Today I am linked with Grace at the Real Toads, Sunday's mini Challenge (link)

Grace introduced us to Gabriela Mistral and her poems.  This one of hers here below was inspiration for my attempt to show how it affected me.  I used the dusk idea, the animal too. 

Dusk

I feel my heart melting
in the mildness like candles:
my veins are slow oil
and not wine,
and I feel my life fleeing
hushed and gentle like the gazelle.

I was also inspired by Ms. Mistral's poem, Woman:  The Mad One (click to read it, three pages long).  It is a tale of what a concubine woman would experience when her 'master' would come up the stairs for their conjugal visit.  Nothing explicit, much implied was her style of writing.  It was a little scary.
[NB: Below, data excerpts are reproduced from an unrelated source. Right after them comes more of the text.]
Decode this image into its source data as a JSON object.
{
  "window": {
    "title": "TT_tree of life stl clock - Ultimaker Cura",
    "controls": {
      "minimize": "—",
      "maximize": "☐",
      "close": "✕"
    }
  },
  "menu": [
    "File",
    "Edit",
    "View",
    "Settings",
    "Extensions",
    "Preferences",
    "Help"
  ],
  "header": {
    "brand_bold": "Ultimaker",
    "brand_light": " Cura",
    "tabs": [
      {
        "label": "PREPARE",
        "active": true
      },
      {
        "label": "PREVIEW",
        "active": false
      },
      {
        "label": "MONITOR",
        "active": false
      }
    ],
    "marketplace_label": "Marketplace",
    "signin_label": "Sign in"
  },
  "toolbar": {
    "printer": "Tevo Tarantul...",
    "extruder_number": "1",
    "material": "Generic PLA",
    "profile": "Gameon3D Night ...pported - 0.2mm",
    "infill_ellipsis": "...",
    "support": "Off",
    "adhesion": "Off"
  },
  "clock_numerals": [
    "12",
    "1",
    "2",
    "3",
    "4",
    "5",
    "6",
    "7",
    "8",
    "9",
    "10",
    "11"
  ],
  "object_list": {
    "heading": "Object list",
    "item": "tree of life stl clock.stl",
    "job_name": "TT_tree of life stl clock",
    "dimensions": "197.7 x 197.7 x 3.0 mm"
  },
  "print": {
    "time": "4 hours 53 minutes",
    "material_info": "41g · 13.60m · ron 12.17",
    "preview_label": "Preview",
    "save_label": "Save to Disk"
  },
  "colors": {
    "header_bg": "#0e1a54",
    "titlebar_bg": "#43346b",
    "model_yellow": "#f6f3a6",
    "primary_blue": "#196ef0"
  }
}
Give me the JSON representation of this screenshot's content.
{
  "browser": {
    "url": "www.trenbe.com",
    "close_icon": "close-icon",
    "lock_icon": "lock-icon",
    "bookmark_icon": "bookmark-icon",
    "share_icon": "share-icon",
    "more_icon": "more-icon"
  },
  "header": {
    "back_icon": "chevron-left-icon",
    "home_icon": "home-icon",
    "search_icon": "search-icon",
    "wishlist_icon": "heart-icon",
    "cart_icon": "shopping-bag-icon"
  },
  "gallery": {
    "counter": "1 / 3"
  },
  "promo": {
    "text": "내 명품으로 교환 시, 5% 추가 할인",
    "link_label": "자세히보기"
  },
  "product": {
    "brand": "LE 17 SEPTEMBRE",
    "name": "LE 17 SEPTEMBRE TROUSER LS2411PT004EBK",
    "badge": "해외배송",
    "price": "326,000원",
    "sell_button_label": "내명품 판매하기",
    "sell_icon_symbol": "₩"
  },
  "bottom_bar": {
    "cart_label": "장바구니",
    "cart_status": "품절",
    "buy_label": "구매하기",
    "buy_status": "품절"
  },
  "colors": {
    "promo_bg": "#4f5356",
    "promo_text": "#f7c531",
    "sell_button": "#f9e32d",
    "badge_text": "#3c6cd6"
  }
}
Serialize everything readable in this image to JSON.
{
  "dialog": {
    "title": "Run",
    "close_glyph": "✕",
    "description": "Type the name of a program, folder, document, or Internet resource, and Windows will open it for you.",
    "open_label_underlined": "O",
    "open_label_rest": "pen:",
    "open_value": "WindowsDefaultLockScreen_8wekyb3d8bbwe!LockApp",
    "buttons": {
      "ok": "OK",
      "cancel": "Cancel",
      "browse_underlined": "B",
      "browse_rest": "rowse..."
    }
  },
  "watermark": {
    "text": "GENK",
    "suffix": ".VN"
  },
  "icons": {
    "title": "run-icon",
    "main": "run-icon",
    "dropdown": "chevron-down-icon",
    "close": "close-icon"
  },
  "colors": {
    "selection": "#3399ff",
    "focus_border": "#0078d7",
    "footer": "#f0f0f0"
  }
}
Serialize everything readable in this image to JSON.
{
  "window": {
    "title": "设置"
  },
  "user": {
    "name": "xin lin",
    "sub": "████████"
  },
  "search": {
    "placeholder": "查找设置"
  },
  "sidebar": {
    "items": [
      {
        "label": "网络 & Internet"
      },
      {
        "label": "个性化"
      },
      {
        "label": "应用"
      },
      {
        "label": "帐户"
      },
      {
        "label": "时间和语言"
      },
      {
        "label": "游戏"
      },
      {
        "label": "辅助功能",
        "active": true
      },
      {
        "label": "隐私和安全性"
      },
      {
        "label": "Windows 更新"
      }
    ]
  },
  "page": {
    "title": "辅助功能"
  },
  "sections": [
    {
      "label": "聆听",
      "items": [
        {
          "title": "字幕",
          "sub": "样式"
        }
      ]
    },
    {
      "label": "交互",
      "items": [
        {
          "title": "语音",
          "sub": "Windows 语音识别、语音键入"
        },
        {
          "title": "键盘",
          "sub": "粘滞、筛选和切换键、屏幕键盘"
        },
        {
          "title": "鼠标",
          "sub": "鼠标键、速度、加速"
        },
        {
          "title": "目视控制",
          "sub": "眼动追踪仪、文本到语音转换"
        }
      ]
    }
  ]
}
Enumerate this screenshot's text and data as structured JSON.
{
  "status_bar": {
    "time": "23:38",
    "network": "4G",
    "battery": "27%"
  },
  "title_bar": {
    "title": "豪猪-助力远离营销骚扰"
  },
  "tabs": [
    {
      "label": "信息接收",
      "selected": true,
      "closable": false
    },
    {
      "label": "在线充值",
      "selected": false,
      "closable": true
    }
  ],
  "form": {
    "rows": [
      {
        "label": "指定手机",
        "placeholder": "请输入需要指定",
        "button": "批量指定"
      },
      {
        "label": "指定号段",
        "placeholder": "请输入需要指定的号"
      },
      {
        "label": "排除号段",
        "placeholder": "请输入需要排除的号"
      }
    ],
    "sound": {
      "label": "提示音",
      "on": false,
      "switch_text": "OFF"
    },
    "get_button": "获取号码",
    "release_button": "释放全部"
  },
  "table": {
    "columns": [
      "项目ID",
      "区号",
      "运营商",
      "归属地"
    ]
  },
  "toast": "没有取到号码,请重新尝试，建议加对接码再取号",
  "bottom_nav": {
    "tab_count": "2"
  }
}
That in turn reminded me of the rats who used to come into the shack where I was on guard at a radar site out in the middle of the desert.  I was in the Army, stationed with a group who had several Nike Missile Radar sites scattered over a few thousand acres in Texas 

We took turns staying in the 'shack' pulling guard duty.  We were allowed to sleep.  But I would always keep the lights on which meant getting up, going out, and refueling the generators in the middle of the night.  Otherwise the RATS WOULD COME, running up and down the braces on the wall, nailed to the stud boards.  I think a few of did get bitten by rats.